Впервые Петров заговорил как коммунист. Если Бека что-то и раздражало в людях по ту сторону зеркала, так это их убежденность в том, что в страданиях им нет равных, если даже во всем остальном они посредственны.
Он сказал:
– Хотите верьте, хотите нет, но и у нас она не очень счастливая.
Вера спокойно вмешалась:
– Вашими героями не движет любовь?
– Движет, еще как… Но в виде ностальгии. Мы влюбляемся, как я пытался сказать в этой книге, в женщин, напоминающих нам наш первый ландшафт. Глупая мысль. Я изучал любовь. Написал однажды эссе, посвященное оргазму… вы знаете это слово?…
Она покачала головой. Он вспомнил, что это означает «да».
– …оргазму как совершенной памяти. Только вот загадка – что же мы вспоминаем?
Она снова покачала головой, и он заметил, что у нее серые глаза и в их глубинах – его образ (которого он не мог видеть), ищущий воспоминаний. Ее пальцы обрамляли бокал. Она сказала:
– Есть молодой французский поэт, писавший об этом. Он говорит, что мы никогда так не собираемся… не сжимаемся внутри в комок, гм… – Огорченная, она сказала что-то Петрову скороговоркой по-болгарски.
Он пожал плечами и сказал:
– Сосредоточиваем свое внимание.
– …сосредоточиваем свое внимание, – повторила она Беку, будто слова, принадлежали ей. – Я говорю нескладно, но по-французски они звучат очень точно, правильно.
Петров улыбнулся и сказал:
– Замечательная тема для разговора – любовь.

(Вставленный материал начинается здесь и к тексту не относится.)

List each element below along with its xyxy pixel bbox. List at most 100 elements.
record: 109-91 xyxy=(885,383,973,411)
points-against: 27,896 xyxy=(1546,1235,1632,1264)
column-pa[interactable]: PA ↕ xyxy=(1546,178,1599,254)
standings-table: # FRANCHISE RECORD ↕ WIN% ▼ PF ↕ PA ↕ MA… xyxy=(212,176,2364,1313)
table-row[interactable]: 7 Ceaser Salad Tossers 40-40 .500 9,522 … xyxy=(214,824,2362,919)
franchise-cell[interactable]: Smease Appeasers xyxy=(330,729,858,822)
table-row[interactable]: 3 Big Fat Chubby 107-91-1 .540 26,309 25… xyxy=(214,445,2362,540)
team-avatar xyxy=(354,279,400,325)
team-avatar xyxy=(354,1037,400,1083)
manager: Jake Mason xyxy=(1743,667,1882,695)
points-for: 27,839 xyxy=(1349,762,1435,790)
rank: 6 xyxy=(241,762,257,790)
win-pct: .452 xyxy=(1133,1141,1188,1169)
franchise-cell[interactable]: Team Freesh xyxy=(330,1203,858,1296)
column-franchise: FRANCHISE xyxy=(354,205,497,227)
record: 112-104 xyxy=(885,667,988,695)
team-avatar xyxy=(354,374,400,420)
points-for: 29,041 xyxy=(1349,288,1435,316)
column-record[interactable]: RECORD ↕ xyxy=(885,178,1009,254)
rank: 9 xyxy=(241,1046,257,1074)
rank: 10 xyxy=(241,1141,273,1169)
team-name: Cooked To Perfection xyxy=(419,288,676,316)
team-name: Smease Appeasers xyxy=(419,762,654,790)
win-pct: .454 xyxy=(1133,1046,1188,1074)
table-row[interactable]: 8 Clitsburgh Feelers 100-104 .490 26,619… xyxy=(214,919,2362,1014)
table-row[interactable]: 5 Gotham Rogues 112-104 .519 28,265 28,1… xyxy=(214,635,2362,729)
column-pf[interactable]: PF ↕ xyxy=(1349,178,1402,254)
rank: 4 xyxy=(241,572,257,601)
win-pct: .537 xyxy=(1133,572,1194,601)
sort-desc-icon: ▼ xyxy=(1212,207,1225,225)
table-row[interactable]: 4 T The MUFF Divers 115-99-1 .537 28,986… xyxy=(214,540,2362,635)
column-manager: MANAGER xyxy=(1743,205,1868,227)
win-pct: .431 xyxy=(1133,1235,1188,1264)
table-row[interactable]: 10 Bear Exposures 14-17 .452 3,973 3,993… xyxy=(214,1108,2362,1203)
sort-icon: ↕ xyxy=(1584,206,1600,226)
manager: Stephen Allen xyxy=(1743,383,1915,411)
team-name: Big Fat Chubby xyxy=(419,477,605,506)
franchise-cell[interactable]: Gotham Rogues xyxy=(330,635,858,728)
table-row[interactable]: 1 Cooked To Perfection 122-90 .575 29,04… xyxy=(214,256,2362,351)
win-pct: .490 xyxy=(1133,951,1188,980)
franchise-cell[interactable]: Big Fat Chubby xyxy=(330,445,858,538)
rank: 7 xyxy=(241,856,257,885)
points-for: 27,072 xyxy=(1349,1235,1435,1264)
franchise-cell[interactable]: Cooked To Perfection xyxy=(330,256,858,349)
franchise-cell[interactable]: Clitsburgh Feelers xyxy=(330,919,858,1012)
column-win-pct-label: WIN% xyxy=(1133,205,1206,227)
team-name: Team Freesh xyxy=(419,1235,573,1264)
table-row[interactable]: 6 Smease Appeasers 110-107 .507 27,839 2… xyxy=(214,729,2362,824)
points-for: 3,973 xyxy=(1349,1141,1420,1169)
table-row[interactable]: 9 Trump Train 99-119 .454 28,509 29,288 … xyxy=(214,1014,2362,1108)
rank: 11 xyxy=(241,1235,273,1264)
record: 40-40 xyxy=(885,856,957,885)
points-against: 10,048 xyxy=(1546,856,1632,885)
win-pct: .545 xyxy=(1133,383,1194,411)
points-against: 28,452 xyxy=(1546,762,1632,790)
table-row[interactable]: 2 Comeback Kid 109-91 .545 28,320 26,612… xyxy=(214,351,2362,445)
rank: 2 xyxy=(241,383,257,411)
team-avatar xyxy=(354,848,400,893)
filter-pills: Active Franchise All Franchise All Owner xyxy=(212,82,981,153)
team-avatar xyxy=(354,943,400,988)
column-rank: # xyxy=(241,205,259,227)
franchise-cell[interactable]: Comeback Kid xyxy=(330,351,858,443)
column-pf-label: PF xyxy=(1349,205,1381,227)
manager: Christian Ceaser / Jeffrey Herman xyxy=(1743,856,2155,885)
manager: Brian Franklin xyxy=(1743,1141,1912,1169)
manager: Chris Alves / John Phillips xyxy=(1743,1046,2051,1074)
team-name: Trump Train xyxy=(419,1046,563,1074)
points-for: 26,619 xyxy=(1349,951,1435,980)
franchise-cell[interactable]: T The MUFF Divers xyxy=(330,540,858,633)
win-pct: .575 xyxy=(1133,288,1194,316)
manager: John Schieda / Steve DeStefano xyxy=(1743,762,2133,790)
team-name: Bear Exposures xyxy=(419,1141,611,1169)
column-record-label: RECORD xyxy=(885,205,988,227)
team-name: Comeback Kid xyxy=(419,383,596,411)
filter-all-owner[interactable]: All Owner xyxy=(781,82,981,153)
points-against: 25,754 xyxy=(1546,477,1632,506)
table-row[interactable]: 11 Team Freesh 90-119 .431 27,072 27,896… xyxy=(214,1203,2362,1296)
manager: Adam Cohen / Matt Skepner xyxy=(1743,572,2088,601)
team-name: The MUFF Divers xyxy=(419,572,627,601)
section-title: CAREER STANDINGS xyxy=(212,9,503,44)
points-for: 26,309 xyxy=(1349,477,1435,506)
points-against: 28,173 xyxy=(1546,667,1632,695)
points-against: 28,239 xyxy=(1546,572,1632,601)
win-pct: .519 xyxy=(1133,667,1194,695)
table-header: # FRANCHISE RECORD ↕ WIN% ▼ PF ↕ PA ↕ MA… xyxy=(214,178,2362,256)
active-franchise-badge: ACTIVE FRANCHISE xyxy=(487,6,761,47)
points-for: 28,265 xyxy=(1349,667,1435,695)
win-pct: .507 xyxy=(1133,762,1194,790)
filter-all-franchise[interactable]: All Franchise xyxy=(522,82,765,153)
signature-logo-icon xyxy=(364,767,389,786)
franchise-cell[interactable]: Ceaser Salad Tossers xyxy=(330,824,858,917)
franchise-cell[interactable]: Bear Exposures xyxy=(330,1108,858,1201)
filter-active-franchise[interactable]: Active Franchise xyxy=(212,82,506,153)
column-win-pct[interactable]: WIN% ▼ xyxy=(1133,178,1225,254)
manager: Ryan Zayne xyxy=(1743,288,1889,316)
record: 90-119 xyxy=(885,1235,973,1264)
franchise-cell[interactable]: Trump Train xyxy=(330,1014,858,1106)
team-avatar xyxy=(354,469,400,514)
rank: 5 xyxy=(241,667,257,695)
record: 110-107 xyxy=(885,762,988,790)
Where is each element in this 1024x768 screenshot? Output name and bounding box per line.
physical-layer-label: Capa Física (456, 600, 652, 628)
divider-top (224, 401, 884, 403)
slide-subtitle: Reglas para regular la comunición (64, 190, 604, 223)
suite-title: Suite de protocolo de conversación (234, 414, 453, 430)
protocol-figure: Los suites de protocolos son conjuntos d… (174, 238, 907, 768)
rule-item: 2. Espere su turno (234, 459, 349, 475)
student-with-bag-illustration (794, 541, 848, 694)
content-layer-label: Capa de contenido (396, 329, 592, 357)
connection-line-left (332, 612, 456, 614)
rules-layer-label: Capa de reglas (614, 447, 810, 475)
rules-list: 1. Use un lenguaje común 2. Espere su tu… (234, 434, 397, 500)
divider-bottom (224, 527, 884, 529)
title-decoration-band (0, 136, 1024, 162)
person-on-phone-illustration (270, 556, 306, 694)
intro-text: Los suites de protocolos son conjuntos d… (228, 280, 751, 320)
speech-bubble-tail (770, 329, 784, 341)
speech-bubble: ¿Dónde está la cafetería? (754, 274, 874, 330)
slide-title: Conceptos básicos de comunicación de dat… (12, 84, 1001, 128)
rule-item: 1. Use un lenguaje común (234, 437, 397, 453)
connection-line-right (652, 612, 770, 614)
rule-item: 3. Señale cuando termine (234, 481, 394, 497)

Бек ответил, подбирая слова, как будто и для него английский язык был неродным:
– И по-прежнему одна из немногих тем, над которыми имеет смысл задумываться.
– Думаю, хорошо, что это так, – сказала она.
– Вы про любовь? – спросил он взволнованно.
Она покачала головой и постучала ногтем по ножке бокала, так что Беку показалось, будто он слышит звон, и нагнулась, словно изучая содержимое, так что по всему ее телу разлилась розоватость коньяка и ожогом отпечаталась в памяти Бека – серебряный блеск ее ногтей, лоск волос, симметрия расслабленных рук на белой скатерти, все, кроме выражения лица.
Тут Петров спросил, что Бек думает о Дюрренматте.
Действительность есть неизменное обеднение возможного. Хотя Бек ожидал увидеть ее опять на коктейле – позаботился, чтобы ее пригласили, – и она пришла, пробиться к ней он не мог. Он видел, как она вошла вместе с Петровым, но ему преградил путь атташе югославского посольства со своей блистательной женой-туниской; а потом, когда он протискивался к ней, ему на плечо легла стальной хваткой рука и скрипучий голос некоей американки поведал ему, что ее пятнадцатилетний племянник решил стать писателем и отчаянно нуждается в наставничестве. Только не для проформы – тут нужен настоящий совет. Бек почувствовал, что его обложили – со всех сторон его окружала Америка: голоса, тесные костюмы, разбавленные напитки, лязг посуды, блеск мишуры. Зеркало потеряло прозрачность, и он мог видеть только самого себя. В конце концов, когда официальных лиц поубавилось, ему удалось вырваться и пробраться к ней. Ее светлое пальто с кроличьим воротником было уже надето. Из бокового кармана она достала бледный томик стихов на кириллице.
– Пожалуйста, – сказала она.
На авантитуле она написала: «Г. Беку – от всей души – с плохим правописанием, но большой»… – последнее слово походило на «ласкою», но должно было быть «любовью».
– Подождите, – взмолился он, вернулся к растасканной стопке презентационных книг и, не сумев найти то, что ему хотелось, стащил из посольской библиотеки один экземпляр «Избранных» без суперобложки. Вложив книгу в ее ожидающие руки, он сказал:
– Не смотрите, – потому что внутри он написал со стилистической уверенностью пьяного:
Дорогая Вера Главанакова!
Как обидно, что мы с вами вынуждены жить по разные стороны света!